The term “workflow” or “provisioning workflow” denotes a defined set of provisioning tasks that must be carried out, to configure network resources for a given communication network service or function. A workflow in electronic form comprises a record, which generically means a file, message or other data structure that lists or enumerates the provisioning tasks included in the workflow. Where provisioning is automated, i.e., carried out by one or more nodes or other entities within the communication network, a workflow may be understood as the scripting or programmatic enumeration of tasks, to be carried out by, or at least initiated by, the entities responsible for parsing the workflow.

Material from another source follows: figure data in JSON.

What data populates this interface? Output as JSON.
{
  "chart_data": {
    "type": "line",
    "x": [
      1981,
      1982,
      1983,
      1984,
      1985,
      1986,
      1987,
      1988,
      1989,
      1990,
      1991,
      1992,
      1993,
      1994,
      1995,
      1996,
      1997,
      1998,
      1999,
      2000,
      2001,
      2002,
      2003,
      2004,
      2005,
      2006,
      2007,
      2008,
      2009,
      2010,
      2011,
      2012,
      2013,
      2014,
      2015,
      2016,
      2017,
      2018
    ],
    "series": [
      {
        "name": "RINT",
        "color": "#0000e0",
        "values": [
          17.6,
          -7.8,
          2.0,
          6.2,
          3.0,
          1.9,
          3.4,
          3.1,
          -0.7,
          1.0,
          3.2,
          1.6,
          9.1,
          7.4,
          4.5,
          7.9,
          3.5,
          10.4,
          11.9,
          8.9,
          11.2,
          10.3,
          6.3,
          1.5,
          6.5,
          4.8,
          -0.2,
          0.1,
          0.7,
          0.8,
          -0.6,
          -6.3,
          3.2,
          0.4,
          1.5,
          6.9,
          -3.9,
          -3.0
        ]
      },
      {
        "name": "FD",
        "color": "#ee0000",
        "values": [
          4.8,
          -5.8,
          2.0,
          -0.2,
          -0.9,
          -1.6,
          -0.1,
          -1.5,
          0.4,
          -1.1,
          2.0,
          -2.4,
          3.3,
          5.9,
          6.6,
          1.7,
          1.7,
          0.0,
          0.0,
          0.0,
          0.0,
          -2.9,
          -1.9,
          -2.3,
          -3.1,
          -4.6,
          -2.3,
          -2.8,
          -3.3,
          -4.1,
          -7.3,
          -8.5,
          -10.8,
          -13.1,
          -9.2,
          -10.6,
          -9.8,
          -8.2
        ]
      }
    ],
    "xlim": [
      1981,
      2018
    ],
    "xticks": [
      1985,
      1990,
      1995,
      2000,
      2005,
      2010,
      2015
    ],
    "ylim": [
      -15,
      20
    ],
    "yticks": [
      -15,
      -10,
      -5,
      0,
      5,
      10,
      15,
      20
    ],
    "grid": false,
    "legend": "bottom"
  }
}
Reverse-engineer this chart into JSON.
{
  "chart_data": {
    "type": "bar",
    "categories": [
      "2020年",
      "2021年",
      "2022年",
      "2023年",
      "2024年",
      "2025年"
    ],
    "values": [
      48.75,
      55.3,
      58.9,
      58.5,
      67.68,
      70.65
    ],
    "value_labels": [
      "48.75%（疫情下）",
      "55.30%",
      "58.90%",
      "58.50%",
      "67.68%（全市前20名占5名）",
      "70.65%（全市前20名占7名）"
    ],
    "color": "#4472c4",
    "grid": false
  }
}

Commonly, there is some interdependency between certain ones of the tasks comprising a given workflow. For example, one task may depend on the results of another task, meaning that the other task must be performed first. Sometimes there are longer chains of dependencies, where a series of tasks depends on the results of one or more preceding tasks. Indeed, the typical workflow may be represented as a “tree diagram” or other hierarchical graph, where individual provisioning tasks are represented as nodes, which are hierarchically arranged at different levels in the diagram and interconnected according to one or more execution paths that are defined by the applicable task interdependencies.
Generally, however, there is some degree of freedom with respect to task execution. For example, multiple independent tasks within a defined workflow can be performed in arbitrary order, if all other things are equal. The ordering freedom generally increases as the number of tasks within a workflow increases, particularly when the workflow includes multiple independent tasks at one or more hierarchical levels, e.g., multiple independent tasks at a given node level within the workflow tree and/or multiple independent execution paths or branches within the tree.
However, for a number of reasons, including combinational complexity and, at least heretofore, a lack of appropriate metrics or parameters for making optimal task ordering decisions, workflows generally are predefined and executed according to some default, non-optimized task ordering. It is recognized herein that default task ordering can have a high “cost,” where cost can be measured in a number of ways, such as cost in terms of wasted network signaling, and/or wasted computational cycles.
Additionally, it is recognized herein that the process of task ordering is complicated by the possible presence of tasks within a given workflow that cannot be “rolled back.” A task that cannot be rolled back is one that, if it fails and must be repeated, so too must all of its preceding tasks, or at least all preceding tasks lying along its execution path within the task tree must be performed again.